Walaupun mereka sering menjadikan gue sebagai korban kejahatan mereka, tetapi gue gak pernah berhenti mau main sama mereka. Pernah suatu hari, salah satu Om gue jatuh sakit dan dirawat di rumah sakit. Ayah mengajak kami semua untuk menjenguk Om. Dan seperti biasa, pesan mama selalu: “Jangan nakal ya”, yang seperti biasa juga, gak akan didengerin.

Karen bosan hanya duduk di kamar pasien, sedang orang-orang dewasa pada ngobrol, kami pun memutuskan untuk ke luar ruangan. Entah Kak Adi atau Kak Rahmad duluan, yang jelas waktu itu salah satu di antara mereka menemukan sebuah ruangan kosong yang berisi berbagai macam peralatan medis, termasuk kursi roda.

Mereka mengajak gue masuk untuk melihat-lihat.
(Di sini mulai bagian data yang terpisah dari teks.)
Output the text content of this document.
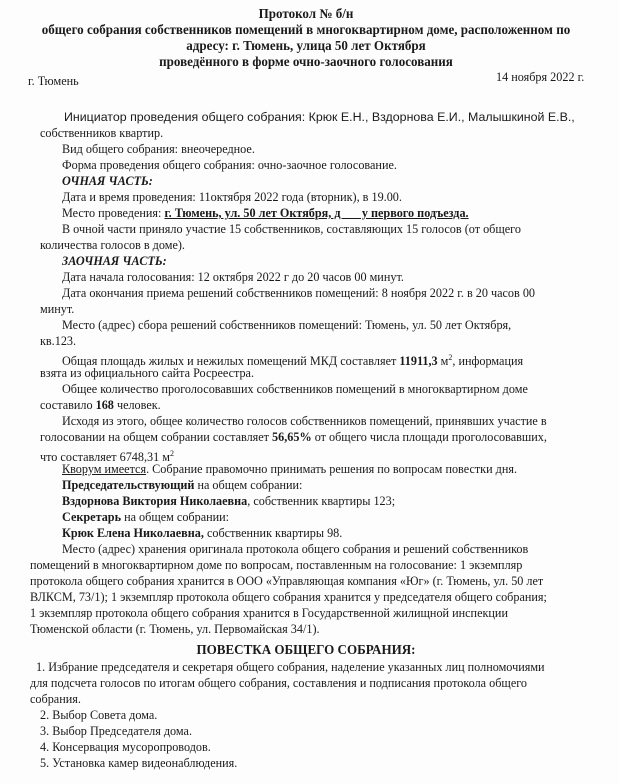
Протокол № б/н
общего собрания собственников помещений в многоквартирном доме, расположенном по
адресу: г. Тюмень, улица 50 лет Октября
проведённого в форме очно-заочного голосования
г. Тюмень	14 ноября 2022 г.
Инициатор проведения общего собрания: Крюк Е.Н., Вздорнова Е.И., Малышкиной Е.В.,
собственников квартир.
Вид общего собрания: внеочередное.
Форма проведения общего собрания: очно-заочное голосование.
ОЧНАЯ ЧАСТЬ:
Дата и время проведения: 11октября 2022 года (вторник), в 19.00.
Место проведения: г. Тюмень, ул. 50 лет Октября, д       у первого подъезда.
В очной части приняло участие 15 собственников, составляющих 15 голосов (от общего
количества голосов в доме).
ЗАОЧНАЯ ЧАСТЬ:
Дата начала голосования: 12 октября 2022 г до 20 часов 00 минут.
Дата окончания приема решений собственников помещений: 8 ноября 2022 г. в 20 часов 00
минут.
Место (адрес) сбора решений собственников помещений: Тюмень, ул. 50 лет Октября,
кв.123.
Общая площадь жилых и нежилых помещений МКД составляет 11911,3 $м^2$, информация
взята из официального сайта Росреестра.
Общее количество проголосовавших собственников помещений в многоквартирном доме
составило 168 человек.
Исходя из этого, общее количество голосов собственников помещений, принявших участие в
голосовании на общем собрании составляет 56,65% от общего числа площади проголосовавших,
что составляет 6748,31 $м^2$
Кворум имеется. Собрание правомочно принимать решения по вопросам повестки дня.
Председательствующий на общем собрании:
Вздорнова Виктория Николаевна, собственник квартиры 123;
Секретарь на общем собрании:
Крюк Елена Николаевна, собственник квартиры 98.
Место (адрес) хранения оригинала протокола общего собрания и решений собственников
помещений в многоквартирном доме по вопросам, поставленным на голосование: 1 экземпляр
протокола общего собрания хранится в ООО «Управляющая компания «Юг» (г. Тюмень, ул. 50 лет
ВЛКСМ, 73/1); 1 экземпляр протокола общего собрания хранится у председателя общего собрания;
1 экземпляр протокола общего собрания хранится в Государственной жилищной инспекции
Тюменской области (г. Тюмень, ул. Первомайская 34/1).
ПОВЕСТКА ОБЩЕГО СОБРАНИЯ:
1. Избрание председателя и секретаря общего собрания, наделение указанных лиц полномочиями
для подсчета голосов по итогам общего собрания, составления и подписания протокола общего
собрания.
2. Выбор Совета дома.
3. Выбор Председателя дома.
4. Консервация мусоропроводов.
5. Установка камер видеонаблюдения.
Ruangan tersebut lebih mirip seperti gudang, karena gelap, tetapi semua barang-barang yang ada di sana terata rapi.
Kak Adi kemudian mengambil kursi roda yang ada di pojokan ruangan. Dia duduk dan memaksa gue untuk ikut dipangku. Sedangkan Kak Rahmad, dia yang mendorong. Kami semua tertawa kala itu, sampai pada akhirnya ada yang salah, dan menyebabkan gue yang jadi enggak bisa jalan.

Masih gue ingat dengan baik, bahkan sampai rasa sakitnya. Entah apa yang menyebabkan gue yang tiba-tiba enggak bisa duduk, apalagi berdiri. Mungkin usia gue sekitar 4 tahun. Gue menangis terus menerus karena enggak tahan sama rasa sakitnya, seperti ada yang salah dengan tulang ekor gue.
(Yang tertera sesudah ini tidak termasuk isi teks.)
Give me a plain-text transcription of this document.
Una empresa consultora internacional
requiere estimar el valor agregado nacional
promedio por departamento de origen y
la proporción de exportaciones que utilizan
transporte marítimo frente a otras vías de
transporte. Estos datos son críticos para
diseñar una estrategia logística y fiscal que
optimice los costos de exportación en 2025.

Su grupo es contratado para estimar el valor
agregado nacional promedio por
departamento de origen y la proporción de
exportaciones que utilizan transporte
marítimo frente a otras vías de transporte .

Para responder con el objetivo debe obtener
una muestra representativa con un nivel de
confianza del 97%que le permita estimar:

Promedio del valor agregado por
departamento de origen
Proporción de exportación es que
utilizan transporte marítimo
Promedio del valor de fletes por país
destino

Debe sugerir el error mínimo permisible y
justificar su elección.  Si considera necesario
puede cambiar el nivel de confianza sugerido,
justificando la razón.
Ayah dan mama segera membawa gue ke dokter anak, dan katanya semua normal, enggak ada apa-apa. Sampai akhirnya mama enggak tega, tetapi akhirnya mereka memutuskan untuk membawa gue pulang.

Sempat bingung harus ngapain, karena kata dokter semuanya normal, tetapi gue enggak berhenti nangis, akhirnya mama dan ayah membawa gue ke salah satu tukang urut anak. Percaya atau enggak, setelah pulang dari situ kata mama, gue udah nggak rewel lagi, dan udah bisa duduk. Sampai pada akhirnya semua normal kembali. Dan lagi-lagi, kedua kakak gue dimarahin karena enggak menjaga gue dengan baik. Iya, mereka emang bandel sih. Huh!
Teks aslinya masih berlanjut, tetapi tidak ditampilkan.